Mussolini çok konuşuyor Taranta-Babu! / Mussolini talks too much Taranta-Babu!

“Oku!” denildi insana ilk önce, hem de iki kez “oku!”

“Yaz” denildi üçüncüsünde kaleme yemin edilerek…

Kâinatı oku, kendini oku ve yazarak okumanı gözden geçir.

Okuduğunu yaz, yazdığını yaşa, yeniden oku, yeniden yaz.

Bu serüvende ihtiyaç olursa da; arada zorunda kalırsan konuş!

Okumak üretimdir, yazmak üreticiliktir, yaşamak üretimdir, konuşmak tüketim.

İnsan bir bal arısı gibi; kâinattan, insanlardan ve kitaplardan derlediği nektarları bal yapmak için kovanına sık sık çekilmeli.

İnsanın nektar için kâinat, insanlar ve kitaplardan derlemek için ayırdığı vakit %49’u geçmemeli.

Başka bir ifade ile toplanan nektarlardan bal yapabilmek için en az %51 vaktini kovanında, kendi iç dünyasında geçirmelidir.

“İlim ilim bilmektir,              

İlim kendin bilmektir.

Sen kendini bilmezsen,

Bu nice okumaktır.”

Sözleriyle Yunus Emre bu sırra işaret etmektedir.

Günümüzde bazı insanlar ağzı ishal olmuşçasına konuşuyor.

Dağarcıkta bir şey olmayınca kişiliğinden, şerefinden, namusundan, haysiyetinden, vakarından, saygınlığından kısaca; insanı insan yapan değerlerden harcayarak konuşuyor.

Çok konuşan okuyamaz!

Okuyan çok konuşamaz!

Çok konuşan yazamaz!

Yazan çok konuşamaz!

Çok konuşan düşünemez!

Düşünen çok konuşamaz!

“Ya hayır konuş ya sus!” en çok hatırlamamız geren İslam’ın emri.

Yüce Allah insanın hangi sınırlarda okuyup, yazıp konuşabileceğini şöyle anlatıyor:

“Hakkında kesin bilgi sahibi olmadığın şeyin peşine düşme! Çünkü kulak, göz ve kalp, bunların hepsi ondan (o peşine düştüğün şeyden) sorumlu tutulacaktır.” İsra, 17/36.

Ayrıca söyledikleri ile yaptıkları uymayanlardan Allah Teala tiksiniyor:

“Ey inananlar! Yapmayacağınız şeyleri niçin söylüyorsunuz? Bilin ki, yapmayacağınız şeyi söylemeniz Allah nazarında en tiksinti verici şeydir!” Saf, 61/2-3.

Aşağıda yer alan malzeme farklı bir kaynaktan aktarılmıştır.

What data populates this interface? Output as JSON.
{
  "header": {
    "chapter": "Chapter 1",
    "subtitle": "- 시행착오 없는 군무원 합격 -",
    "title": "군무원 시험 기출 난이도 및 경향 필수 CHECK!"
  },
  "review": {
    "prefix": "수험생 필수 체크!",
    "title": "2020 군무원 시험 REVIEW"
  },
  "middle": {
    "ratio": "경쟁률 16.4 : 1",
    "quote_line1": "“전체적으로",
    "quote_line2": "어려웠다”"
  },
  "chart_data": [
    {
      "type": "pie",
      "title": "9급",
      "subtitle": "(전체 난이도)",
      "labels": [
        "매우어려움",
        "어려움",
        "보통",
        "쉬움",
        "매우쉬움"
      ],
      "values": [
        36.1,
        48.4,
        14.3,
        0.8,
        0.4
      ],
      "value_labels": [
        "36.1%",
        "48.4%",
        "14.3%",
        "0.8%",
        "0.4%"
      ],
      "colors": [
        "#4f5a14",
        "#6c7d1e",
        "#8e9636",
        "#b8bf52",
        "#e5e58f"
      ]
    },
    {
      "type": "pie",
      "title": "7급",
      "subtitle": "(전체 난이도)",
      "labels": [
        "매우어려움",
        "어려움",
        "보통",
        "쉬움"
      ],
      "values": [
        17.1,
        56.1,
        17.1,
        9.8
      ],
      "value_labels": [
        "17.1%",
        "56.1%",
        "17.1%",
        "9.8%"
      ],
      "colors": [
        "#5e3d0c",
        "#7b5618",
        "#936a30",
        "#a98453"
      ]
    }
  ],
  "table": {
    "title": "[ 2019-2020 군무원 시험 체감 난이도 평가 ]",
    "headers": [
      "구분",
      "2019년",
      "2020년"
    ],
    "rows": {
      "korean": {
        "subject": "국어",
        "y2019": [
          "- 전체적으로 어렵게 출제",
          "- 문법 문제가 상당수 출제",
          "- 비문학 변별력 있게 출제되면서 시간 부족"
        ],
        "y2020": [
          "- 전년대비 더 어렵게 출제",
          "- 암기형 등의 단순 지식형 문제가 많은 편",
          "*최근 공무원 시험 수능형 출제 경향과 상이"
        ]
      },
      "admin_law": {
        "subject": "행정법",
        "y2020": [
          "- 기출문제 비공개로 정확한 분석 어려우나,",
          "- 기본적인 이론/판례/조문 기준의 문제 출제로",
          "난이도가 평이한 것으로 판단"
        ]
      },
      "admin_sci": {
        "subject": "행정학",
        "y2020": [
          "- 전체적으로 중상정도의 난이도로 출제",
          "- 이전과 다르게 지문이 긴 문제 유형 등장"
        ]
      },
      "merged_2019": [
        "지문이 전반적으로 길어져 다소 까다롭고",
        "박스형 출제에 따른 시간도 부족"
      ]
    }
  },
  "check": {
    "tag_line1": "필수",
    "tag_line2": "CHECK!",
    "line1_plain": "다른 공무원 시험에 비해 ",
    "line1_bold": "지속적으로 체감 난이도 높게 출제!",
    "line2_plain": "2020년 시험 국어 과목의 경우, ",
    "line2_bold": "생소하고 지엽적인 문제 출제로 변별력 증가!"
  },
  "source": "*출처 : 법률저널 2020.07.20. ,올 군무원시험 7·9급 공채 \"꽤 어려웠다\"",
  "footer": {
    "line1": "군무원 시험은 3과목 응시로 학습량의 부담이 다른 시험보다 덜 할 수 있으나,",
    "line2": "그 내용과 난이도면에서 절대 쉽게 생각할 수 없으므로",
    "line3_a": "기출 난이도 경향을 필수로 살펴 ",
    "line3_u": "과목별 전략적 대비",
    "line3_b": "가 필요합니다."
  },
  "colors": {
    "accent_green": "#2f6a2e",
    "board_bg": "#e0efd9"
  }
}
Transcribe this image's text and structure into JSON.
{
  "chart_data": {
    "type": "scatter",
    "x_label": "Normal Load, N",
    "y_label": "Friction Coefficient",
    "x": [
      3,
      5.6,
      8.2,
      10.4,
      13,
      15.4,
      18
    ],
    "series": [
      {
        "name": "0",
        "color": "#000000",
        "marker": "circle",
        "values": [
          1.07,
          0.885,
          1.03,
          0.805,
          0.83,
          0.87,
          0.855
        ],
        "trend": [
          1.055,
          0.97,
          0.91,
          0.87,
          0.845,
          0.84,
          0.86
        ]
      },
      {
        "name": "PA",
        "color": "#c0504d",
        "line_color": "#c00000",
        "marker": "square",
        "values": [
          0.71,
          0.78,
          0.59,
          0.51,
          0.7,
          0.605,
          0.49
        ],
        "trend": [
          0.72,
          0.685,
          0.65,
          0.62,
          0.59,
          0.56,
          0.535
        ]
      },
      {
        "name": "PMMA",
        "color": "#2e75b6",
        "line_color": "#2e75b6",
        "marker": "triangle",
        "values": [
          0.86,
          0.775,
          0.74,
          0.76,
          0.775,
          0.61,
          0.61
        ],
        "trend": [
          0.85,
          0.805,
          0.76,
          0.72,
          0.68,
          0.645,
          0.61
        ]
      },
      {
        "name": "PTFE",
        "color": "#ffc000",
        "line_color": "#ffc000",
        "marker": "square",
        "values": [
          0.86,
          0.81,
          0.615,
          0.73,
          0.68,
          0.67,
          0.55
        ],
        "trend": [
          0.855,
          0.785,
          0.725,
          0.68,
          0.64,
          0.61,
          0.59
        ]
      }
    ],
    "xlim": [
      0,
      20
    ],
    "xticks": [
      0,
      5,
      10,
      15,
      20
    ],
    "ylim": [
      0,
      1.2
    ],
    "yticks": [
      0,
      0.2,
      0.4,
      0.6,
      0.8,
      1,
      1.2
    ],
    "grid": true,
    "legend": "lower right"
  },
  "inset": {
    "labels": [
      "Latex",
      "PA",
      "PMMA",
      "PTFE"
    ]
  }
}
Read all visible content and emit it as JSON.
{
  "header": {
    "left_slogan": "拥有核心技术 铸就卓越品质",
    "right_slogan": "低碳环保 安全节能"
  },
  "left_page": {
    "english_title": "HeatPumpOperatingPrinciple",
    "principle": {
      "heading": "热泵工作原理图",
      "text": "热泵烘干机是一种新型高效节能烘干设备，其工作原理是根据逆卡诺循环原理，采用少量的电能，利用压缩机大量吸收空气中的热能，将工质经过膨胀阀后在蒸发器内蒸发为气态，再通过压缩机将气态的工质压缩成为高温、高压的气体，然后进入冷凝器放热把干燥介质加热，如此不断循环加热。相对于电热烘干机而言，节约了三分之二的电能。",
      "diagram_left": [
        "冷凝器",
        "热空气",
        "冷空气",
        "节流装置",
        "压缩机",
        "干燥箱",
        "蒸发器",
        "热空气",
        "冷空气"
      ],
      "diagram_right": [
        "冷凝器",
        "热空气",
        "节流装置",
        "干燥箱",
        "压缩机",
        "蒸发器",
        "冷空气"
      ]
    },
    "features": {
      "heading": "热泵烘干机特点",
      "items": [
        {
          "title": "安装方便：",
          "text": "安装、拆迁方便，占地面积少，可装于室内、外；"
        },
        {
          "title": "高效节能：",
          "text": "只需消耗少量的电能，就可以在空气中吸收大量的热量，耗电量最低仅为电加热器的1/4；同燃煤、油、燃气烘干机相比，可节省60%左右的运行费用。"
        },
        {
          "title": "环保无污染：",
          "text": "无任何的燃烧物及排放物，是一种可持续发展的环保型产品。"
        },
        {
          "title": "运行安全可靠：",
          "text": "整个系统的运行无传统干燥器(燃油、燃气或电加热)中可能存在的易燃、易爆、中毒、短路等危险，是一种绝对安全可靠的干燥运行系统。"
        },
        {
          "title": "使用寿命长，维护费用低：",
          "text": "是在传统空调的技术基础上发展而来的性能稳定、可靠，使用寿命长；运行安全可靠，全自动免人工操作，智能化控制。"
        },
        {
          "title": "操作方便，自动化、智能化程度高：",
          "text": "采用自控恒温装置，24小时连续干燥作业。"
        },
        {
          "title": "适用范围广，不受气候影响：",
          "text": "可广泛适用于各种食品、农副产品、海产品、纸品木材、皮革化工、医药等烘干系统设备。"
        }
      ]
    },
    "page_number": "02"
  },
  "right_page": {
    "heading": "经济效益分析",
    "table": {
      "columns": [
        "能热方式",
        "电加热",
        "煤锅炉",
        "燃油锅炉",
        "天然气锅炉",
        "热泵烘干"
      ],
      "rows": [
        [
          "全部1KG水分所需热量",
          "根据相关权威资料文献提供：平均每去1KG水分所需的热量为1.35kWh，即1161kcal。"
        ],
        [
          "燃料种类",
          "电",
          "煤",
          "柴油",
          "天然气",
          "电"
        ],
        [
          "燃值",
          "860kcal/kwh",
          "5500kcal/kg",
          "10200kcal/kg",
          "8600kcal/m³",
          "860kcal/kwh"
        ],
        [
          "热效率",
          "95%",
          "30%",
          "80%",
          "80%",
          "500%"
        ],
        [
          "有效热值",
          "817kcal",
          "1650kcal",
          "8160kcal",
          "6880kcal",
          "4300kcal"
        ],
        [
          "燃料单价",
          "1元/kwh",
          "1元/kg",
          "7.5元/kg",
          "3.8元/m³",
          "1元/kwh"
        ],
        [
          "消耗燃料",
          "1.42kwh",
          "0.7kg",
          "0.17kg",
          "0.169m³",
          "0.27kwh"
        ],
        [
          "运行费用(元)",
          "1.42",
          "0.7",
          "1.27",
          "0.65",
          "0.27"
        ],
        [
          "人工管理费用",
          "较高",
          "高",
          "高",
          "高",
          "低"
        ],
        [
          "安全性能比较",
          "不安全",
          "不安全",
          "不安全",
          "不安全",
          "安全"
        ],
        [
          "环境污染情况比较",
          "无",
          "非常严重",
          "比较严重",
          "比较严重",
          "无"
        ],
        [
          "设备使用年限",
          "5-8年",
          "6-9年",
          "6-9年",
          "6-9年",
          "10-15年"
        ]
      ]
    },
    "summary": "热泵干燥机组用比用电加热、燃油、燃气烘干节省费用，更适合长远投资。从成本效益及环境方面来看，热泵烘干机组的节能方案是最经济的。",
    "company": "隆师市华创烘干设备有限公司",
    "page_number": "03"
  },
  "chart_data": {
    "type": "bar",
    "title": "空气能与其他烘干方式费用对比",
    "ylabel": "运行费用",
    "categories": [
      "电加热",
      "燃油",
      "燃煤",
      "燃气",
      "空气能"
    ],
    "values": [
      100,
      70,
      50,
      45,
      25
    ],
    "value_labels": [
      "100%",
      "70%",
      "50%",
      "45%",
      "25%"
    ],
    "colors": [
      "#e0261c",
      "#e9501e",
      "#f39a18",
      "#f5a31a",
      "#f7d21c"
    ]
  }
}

Eğitimde, siyasette, ticarette, sporda, kısaca hayatın her alanında çok konuşanlar değil, çok okuyan, yazan ve yaşayanlar başarılı oluyorlar…

Afrika’daki eşi Taranta-Babu’ya mektup yazan biri çok konuşan, durmadan konuşan Mussolini’yi bakın nasıl anlatmış;

“Mussolini çok konuşuyor Taranta-Babu!

Tek başına yapayalnız

karanlıklara

bırakılmış bir çocuk gibi

bağıra bağıra

kendi sesiyle uyanarak,

korkuyla tutuşup

korkuyla yanarak

durup dinlenmeden konuşuyor.

Mussolini çok konuşuyor Taranta-Babu!

çok korktuğu için

çok konuşuyor!”

O halde iki okumadan, bir yazmadan üç düşünmeden konuşmayacağız.

Konuşursak! Değerlerimizi harcar, kendimizi harcar, mahvoluruz.

Hz. Peygamber bu tehlikeye şu sözüyle dikkat çekti:

“Senin en zararlı düşmanların iki dudağın arasındaki dilin ve iki bacağın arasındaki şehvetindir.”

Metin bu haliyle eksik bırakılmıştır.